Anna Clare Harper, chief executive of asset manager SPI Capital, says: "The temporary stamp duty reduction has been a major driver of house price growth with 6.9% year-on-year growth up from 6.4% in January. This is likely this reflects transactions being ‘pushed through’ before the originally proposed end to the reduction at the end of March.
"Stamp duty has a more than proportionate impact on transactions because affordability is heavily influenced by mortgage lending. Investors and homebuyers can borrow against the property price, but they cannot use finance to fund transaction costs.
"Reduced stamp duty is not the only driver of house price growth since the strictest lockdown conditions were removed in 2020. We also have cheap debt as a result of very low-interest rates, which gives buyers a ‘discount’; the release of pent-up supply and demand and desire to improve surroundings amongst existing homeowners. There is also the ‘flight to safety’ since in times of uncertainty, people want to put their money in a stable asset with low volatility. These trends are likely to hold up throughout 2021.
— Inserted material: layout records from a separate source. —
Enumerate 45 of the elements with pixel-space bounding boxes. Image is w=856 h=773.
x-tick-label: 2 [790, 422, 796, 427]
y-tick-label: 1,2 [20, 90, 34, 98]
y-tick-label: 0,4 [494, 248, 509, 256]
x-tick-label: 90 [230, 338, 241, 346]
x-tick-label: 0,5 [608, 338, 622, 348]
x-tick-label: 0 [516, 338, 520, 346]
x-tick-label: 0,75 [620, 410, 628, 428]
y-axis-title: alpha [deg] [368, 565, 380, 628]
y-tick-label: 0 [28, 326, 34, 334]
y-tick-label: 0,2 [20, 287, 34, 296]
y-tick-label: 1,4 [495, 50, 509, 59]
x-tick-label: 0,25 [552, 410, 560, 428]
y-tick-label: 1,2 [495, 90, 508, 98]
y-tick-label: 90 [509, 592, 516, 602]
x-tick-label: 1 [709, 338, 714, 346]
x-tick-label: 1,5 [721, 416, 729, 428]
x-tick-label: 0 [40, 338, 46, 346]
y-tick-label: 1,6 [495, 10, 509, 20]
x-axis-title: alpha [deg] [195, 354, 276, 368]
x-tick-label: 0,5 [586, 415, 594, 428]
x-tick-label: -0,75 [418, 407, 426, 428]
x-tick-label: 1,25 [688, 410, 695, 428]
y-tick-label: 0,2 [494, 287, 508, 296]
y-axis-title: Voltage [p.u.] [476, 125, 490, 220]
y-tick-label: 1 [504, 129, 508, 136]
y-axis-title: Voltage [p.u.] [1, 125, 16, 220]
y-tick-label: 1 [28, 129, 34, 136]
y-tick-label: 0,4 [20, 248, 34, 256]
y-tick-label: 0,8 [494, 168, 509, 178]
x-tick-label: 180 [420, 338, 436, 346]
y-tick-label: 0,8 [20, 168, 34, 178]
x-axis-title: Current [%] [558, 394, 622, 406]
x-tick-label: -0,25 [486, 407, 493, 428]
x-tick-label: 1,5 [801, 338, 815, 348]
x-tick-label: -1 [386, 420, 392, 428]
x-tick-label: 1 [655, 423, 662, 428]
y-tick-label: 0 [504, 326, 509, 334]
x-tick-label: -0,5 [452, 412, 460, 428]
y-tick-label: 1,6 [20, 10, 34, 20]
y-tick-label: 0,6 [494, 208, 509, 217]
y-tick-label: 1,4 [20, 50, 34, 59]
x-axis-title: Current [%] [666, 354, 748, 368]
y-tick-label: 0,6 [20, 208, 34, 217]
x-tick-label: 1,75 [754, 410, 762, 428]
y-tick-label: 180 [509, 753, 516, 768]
"Looking to the future, lower transaction taxes remove a barrier for homebuyers and investors. So, the proposed and popular extension to the temporary stamp duty reduction is likely to boost the housing market in terms of transactions and pricing. This is positive news for the housing market, as house price growth both reflects and boosts confidence.
"Ultimately, housing has never felt so important as when we’re in lockdown: we all need a roof over our heads and supply of new homes is limited. The easier it is to buy and sell existing properties, for investors and homebuyers, the better.”